Cells were assayed using an active caspase-3 detection kit from BD Pharmingen according to the manufacturers' instructions. In brief, cells were collected in eppendorf tubes, spun down and washed twice in 1 ml PBS. The cells were resuspended in 150 μl Cytofix/Cytoperm™ Solution. Following a 20 minute incubation on ice the cells were washed twice with 0.5 ml Perm/Wash™ Buffer. The cells were then incubated with the phycoerythrin-labelled antibody against active caspase-3 (1:20 in 100 μl Perm/Wash™ Buffer). The cells were washed once in 1 ml Perm/Wash™ Buffer. The cells were resuspended in 0.5 ml Perm/Wash™ Buffer and were then analyzed by flowcytometry using a BD FACScan and Cell Quest software.
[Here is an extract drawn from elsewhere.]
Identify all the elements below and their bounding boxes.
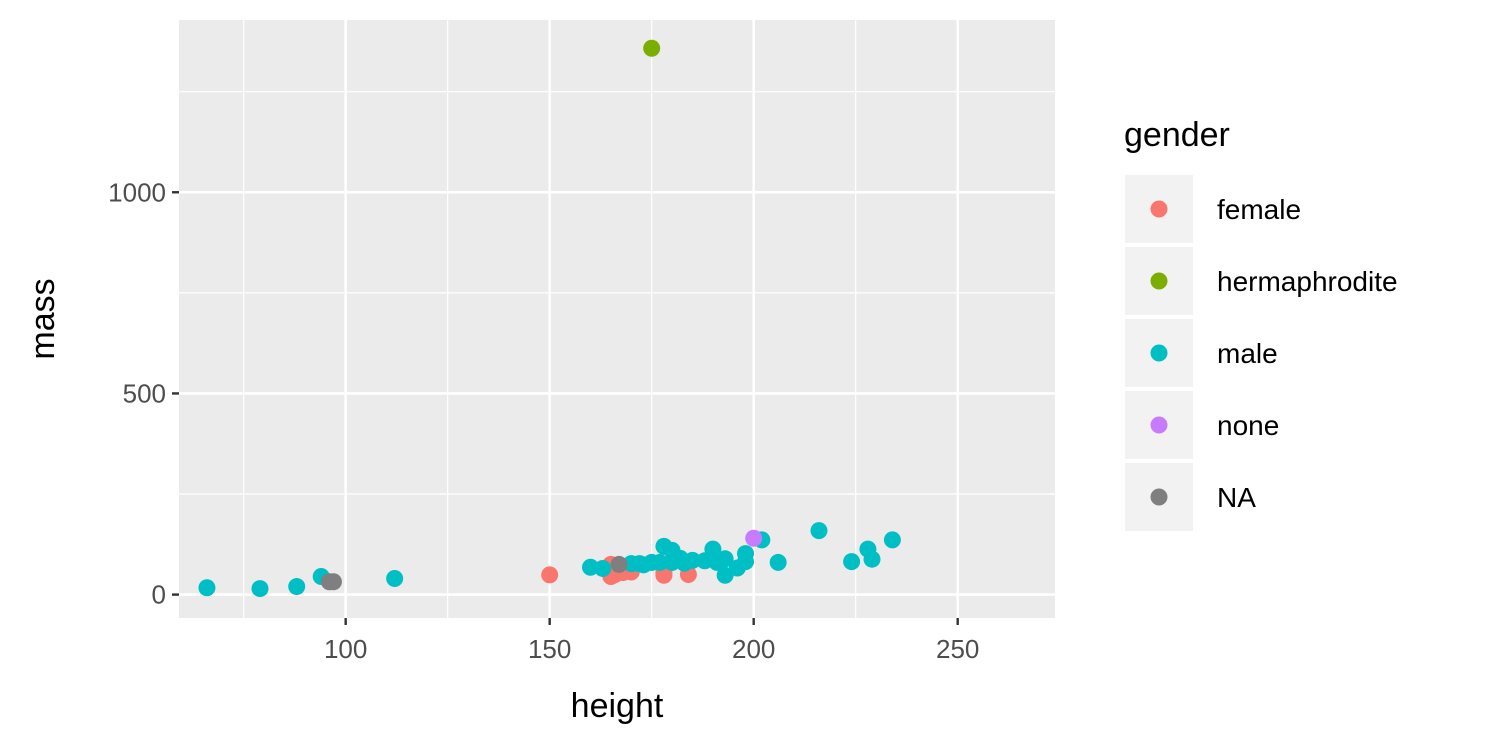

35 mm-petri dishes were washed once with cold HBSS, and scraped in 70 μl lysis buffer (10 mM Tris/HCl (pH 7.7), 150 mM NaCl, 7 mM EDTA, 0.5% NP-40, 0.2 mM PMSF, and 0.5 μg/ml leupeptin). Lysates were kept on ice for 15 minutes and were then centrifuged at 10,000 g for 15 minutes. 3 × Laemmli's buffer was mixed with the supernatant and the solution was heated to 95°C for 3 minutes. Proteins were separated by 10% SDS-PAGE and transferred onto a nitrocellulose membrane. The primary antibodies used were anti-Bcl-xL from Santa Cruz (CA, U.S.A.) and anti-Hsc70 from Stressgen (Victoria, Canada). HRP conjugated secondary antibodies were used, and bands were exposed on film by chemiluminescence.
Results are expressed as means ± SEM from a minimum of three independent experiments. Statistical analysis was made using Student's t test for paired observations. When three or more means were tested, one way ANOVA was performed followed by Dunnett's test for multiple comparisons against a single control. Statistical significance (p < 0.05) is denoted with *.